March 2018 - Stephen Hawking passes away

Geoffrey Compère, Theoretical and Mathematical Physics Unit

Stephen Hawking was a specialist in black holes. He studied fundamental physics, just like you, Geoffrey Compère. Can you explain what these fascinating objects are?

In order to understand black holes, we must go back to Albert Einstein's theory of gravity, as he introduced one of the key concepts in fundamental physics: the theory of general relativity. The idea is that space and time warp in the presence of energy, and especially of mass. Picture a taut sheet. If you place an object on it, the sheet sags. Similarly, space curves around stars, and also a little around the Earth. In the case of a black hole, the curve is such that space itself tears at the centre: this is called a singularity. All around is a sphere of no return known as the event horizon. When one crosses the event horizon, the attraction is too strong and there is no escaping its pull. Stars remain in a state of equilibrium between two forces that counteract each other exactly: gravity, which tends to make the star collapse upon itself, and nuclear fusion, which causes the ‘fire’ that makes the star burn. When a star larger than the Sun has consumed all its fuel —hydrogen—, it collapses and dies. Its mass is so concentrated that it distorts the space around it, forming a black hole, the densest object in the universe.

Can you give us a sense of what these objects are like, while remaining inside the boundaries of theory?

Black holes do not emit light… hence the name! But stars do orbit around them, which lets us detect their presence. This is how we know that at the centre of our galaxy, the Milky Way, is a black hole whose mass is 4 million times that of the Sun: Sagittarius A*. It is the largest black hole known in our vicinity, but it is still much too distant to even consider paying it a visit. This means our understanding of black holes is, first and foremost, mathematical, which is why Stephen Hawking had such a passion for them as a theoretician. In 1970, he discovered that black holes obey the laws of thermodynamics: they have a temperature, and they radiate heat… meaning they are not completely black! This effect is now known as ‘Hawking radiation’.

If black holes emit radiation, it means they have entropy. Entropy is a measure of disorder. For instance, a tidy room could be said to have low entropy, while a messy room would have high entropy. Entropy is proportional to the room's volume. What Stephen Hawking and his contemporary Jacob Bekenstein have demonstrated is that the entropy of black holes is proportional not to their volume, but to the surface area of their event horizon! This was a groundbreaking discovery in fundamental physics.

What will Hawking's legacy be?

His work has opened many avenues of research. Hawking radiation leads us to a paradox that has yet to be solved: since black holes emit radiation, they ‘evaporate’. This means that whatever information has fallen inside them must be sent back out.
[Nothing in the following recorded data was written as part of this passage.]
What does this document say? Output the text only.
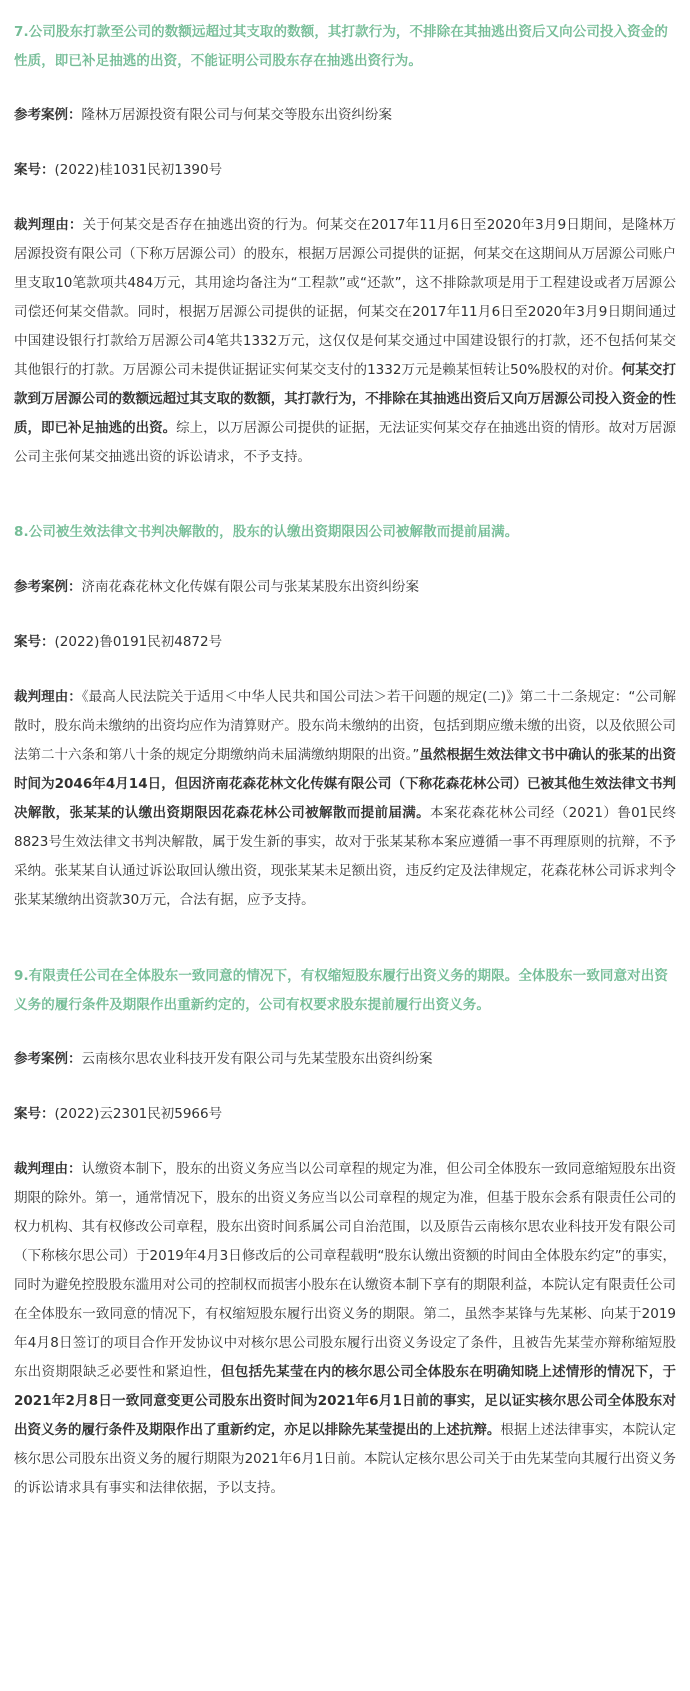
7.公司股东打款至公司的数额远超过其支取的数额，其打款行为，不排除在其抽逃出资后又向公司投入资金的性质，即已补足抽逃的出资，不能证明公司股东存在抽逃出资行为。
参考案例：隆林万居源投资有限公司与何某交等股东出资纠纷案
案号：(2022)桂1031民初1390号
裁判理由：关于何某交是否存在抽逃出资的行为。何某交在2017年11月6日至2020年3月9日期间，是隆林万居源投资有限公司（下称万居源公司）的股东，根据万居源公司提供的证据，何某交在这期间从万居源公司账户里支取10笔款项共484万元，其用途均备注为“工程款”或“还款”，这不排除款项是用于工程建设或者万居源公司偿还何某交借款。同时，根据万居源公司提供的证据，何某交在2017年11月6日至2020年3月9日期间通过中国建设银行打款给万居源公司4笔共1332万元，这仅仅是何某交通过中国建设银行的打款，还不包括何某交其他银行的打款。万居源公司未提供证据证实何某交支付的1332万元是赖某恒转让50%股权的对价。何某交打款到万居源公司的数额远超过其支取的数额，其打款行为，不排除在其抽逃出资后又向万居源公司投入资金的性质，即已补足抽逃的出资。综上，以万居源公司提供的证据，无法证实何某交存在抽逃出资的情形。故对万居源公司主张何某交抽逃出资的诉讼请求，不予支持。
8.公司被生效法律文书判决解散的，股东的认缴出资期限因公司被解散而提前届满。
参考案例：济南花森花林文化传媒有限公司与张某某股东出资纠纷案
案号：(2022)鲁0191民初4872号
裁判理由：《最高人民法院关于适用＜中华人民共和国公司法＞若干问题的规定(二)》第二十二条规定：“公司解散时，股东尚未缴纳的出资均应作为清算财产。股东尚未缴纳的出资，包括到期应缴未缴的出资，以及依照公司法第二十六条和第八十条的规定分期缴纳尚未届满缴纳期限的出资。”虽然根据生效法律文书中确认的张某的出资时间为2046年4月14日，但因济南花森花林文化传媒有限公司（下称花森花林公司）已被其他生效法律文书判决解散，张某某的认缴出资期限因花森花林公司被解散而提前届满。本案花森花林公司经（2021）鲁01民终8823号生效法律文书判决解散，属于发生新的事实，故对于张某某称本案应遵循一事不再理原则的抗辩，不予采纳。张某某自认通过诉讼取回认缴出资，现张某某未足额出资，违反约定及法律规定，花森花林公司诉求判令张某某缴纳出资款30万元，合法有据，应予支持。
9.有限责任公司在全体股东一致同意的情况下，有权缩短股东履行出资义务的期限。全体股东一致同意对出资义务的履行条件及期限作出重新约定的，公司有权要求股东提前履行出资义务。
参考案例：云南核尔思农业科技开发有限公司与先某莹股东出资纠纷案
案号：(2022)云2301民初5966号
裁判理由：认缴资本制下，股东的出资义务应当以公司章程的规定为准，但公司全体股东一致同意缩短股东出资期限的除外。第一，通常情况下，股东的出资义务应当以公司章程的规定为准，但基于股东会系有限责任公司的权力机构、其有权修改公司章程，股东出资时间系属公司自治范围，以及原告云南核尔思农业科技开发有限公司（下称核尔思公司）于2019年4月3日修改后的公司章程载明“股东认缴出资额的时间由全体股东约定”的事实，同时为避免控股股东滥用对公司的控制权而损害小股东在认缴资本制下享有的期限利益，本院认定有限责任公司在全体股东一致同意的情况下，有权缩短股东履行出资义务的期限。第二，虽然李某锋与先某彬、向某于2019年4月8日签订的项目合作开发协议中对核尔思公司股东履行出资义务设定了条件，且被告先某莹亦辩称缩短股东出资期限缺乏必要性和紧迫性，但包括先某莹在内的核尔思公司全体股东在明确知晓上述情形的情况下，于2021年2月8日一致同意变更公司股东出资时间为2021年6月1日前的事实，足以证实核尔思公司全体股东对出资义务的履行条件及期限作出了重新约定，亦足以排除先某莹提出的上述抗辩。根据上述法律事实，本院认定核尔思公司股东出资义务的履行期限为2021年6月1日前。本院认定核尔思公司关于由先某莹向其履行出资义务的诉讼请求具有事实和法律依据，予以支持。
And yet, according to Stephen Hawking's calculations, information cannot get out because Hawking radiation does not depend on the specifics of what went into the black hole.

So either Einstein's theory of general relativity or the laws of microscopic physics must be changed to account for this. This is known as Hawking’s ‘information paradox’. Much has been speculated on this subject over the past years. Stephen Hawking's major contributions to fundamental physics have made it a more popular topic, as he was able to discuss it with both finesse and poetry while also fighting amyotrophic lateral sclerosis. He has left his imprint in the history of science.